Karol Gustaw Manitius
Karol Gustaw Manitius (born September 28, 1823 in Płock, May 14, 1904 in Warsaw) - Polish evangelical clergyman, superintendent general (national bishop) of the Evangelical Church of Augsburg. Curriculum vitae
The son of the merchant Charles Ferdinand and Wilhelmina from the Lessers. He graduated from the Gymnasium in Plock, then took up theology studies at the University of Dorpat (from 1844). During his studies he became acquainted with Tytus Chalubinski and Jakub Natanson because of his joint affiliation to the academic corporation Polonia Convent. From 1846 he worked as a vicar in Kalisz; he was an administrator in Kleszczów (1847-1848) and Przasnysz (1849-1853), and in 1853 he became a parish priest. The Trinity in Lodz. He introduced services in Polish and represented an open Polish national attitude (he celebrated the service for the five fallen demonstrators in Warsaw, took part in the manifest funeral of Archbishop Antoni Melchior Fijalovsky, and denied the views of the Russian authorities that the Evangelists are exclusively Germans). All this caused the parish priest to be deprived of office in Lodz and transferred to Lomza (1865). Two years later he was appointed to the position of II parish priest in Warsaw. Here he was promoted to the first parish priest (1875), superintendent of the Warsaw diocese (1878), and finally the superintendent general in the Kingdom of Poland (1895).

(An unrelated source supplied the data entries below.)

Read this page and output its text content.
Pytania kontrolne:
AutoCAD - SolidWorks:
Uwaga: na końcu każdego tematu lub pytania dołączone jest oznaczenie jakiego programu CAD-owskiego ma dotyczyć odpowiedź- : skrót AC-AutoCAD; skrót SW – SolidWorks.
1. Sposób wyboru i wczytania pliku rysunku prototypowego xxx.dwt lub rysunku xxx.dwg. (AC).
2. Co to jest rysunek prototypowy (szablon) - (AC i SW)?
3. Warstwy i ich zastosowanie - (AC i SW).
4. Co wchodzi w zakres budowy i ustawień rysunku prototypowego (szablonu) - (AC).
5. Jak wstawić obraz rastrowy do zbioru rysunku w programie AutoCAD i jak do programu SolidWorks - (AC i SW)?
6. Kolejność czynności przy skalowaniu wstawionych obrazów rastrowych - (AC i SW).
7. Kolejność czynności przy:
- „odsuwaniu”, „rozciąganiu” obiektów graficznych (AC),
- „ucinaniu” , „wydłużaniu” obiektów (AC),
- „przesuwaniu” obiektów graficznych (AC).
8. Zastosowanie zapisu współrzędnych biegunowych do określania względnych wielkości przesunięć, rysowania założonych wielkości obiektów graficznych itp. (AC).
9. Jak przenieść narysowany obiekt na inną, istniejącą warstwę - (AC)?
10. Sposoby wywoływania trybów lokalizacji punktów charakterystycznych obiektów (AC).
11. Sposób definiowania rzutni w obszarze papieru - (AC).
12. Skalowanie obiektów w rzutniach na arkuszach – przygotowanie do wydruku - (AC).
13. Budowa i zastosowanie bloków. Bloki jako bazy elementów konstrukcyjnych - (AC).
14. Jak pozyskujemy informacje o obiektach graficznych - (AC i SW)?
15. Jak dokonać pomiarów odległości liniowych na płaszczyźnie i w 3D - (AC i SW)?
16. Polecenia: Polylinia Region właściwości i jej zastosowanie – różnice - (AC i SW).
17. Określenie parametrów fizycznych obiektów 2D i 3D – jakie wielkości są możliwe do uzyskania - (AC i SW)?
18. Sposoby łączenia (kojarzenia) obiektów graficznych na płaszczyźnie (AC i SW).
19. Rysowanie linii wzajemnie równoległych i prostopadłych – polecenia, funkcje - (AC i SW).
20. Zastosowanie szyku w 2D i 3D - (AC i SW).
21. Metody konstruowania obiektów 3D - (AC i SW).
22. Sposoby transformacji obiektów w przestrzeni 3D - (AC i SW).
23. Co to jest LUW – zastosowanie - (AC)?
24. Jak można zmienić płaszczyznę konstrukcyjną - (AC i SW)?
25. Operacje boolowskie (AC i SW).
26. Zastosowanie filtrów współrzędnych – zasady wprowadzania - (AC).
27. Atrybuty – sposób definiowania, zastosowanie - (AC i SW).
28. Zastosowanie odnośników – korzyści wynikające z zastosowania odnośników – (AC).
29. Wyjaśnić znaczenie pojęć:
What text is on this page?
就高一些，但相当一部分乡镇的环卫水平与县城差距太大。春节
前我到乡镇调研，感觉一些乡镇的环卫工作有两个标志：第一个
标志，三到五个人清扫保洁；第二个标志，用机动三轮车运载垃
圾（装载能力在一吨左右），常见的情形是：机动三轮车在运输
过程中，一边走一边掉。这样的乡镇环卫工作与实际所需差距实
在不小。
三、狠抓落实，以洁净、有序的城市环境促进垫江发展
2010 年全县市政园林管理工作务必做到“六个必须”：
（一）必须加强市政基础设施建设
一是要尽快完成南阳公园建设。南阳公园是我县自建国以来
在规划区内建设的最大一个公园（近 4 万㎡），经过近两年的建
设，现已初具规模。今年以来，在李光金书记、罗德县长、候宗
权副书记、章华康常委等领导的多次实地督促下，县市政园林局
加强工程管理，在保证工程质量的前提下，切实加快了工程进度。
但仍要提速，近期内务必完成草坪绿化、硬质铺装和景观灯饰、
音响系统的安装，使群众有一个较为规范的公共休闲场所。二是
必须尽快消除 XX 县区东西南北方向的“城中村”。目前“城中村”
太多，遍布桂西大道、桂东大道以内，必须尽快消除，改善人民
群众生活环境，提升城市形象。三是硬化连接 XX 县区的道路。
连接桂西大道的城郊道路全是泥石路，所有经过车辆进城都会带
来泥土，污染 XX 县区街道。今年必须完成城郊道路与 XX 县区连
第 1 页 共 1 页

Karl Gustaw Manitius participated in the translation of the New Testament, set up a committee to compile a new songbook, twice translated the German church agenda, and founded the evangelical mission of Polonia in Africa.
From his first marriage with Joanna of Spiess he had two sons: Fr. Zygmunt Otto (1852-1911), parish priest in Lodz and engineer. Karol Ludwika's chemistry (born 1855), manager of the enamel works in Warsaw. The son of Zygmunt Otto, pastor Gustaw Manitius was murdered by the Nazis in 1940. From his second marriage with Maria Jonscher Karol Gustaw had a daughter, Jadwiga Agata. She married a pastor, Fr. Edward Wende, grandfather of a well-known lawyer and politician of the same name.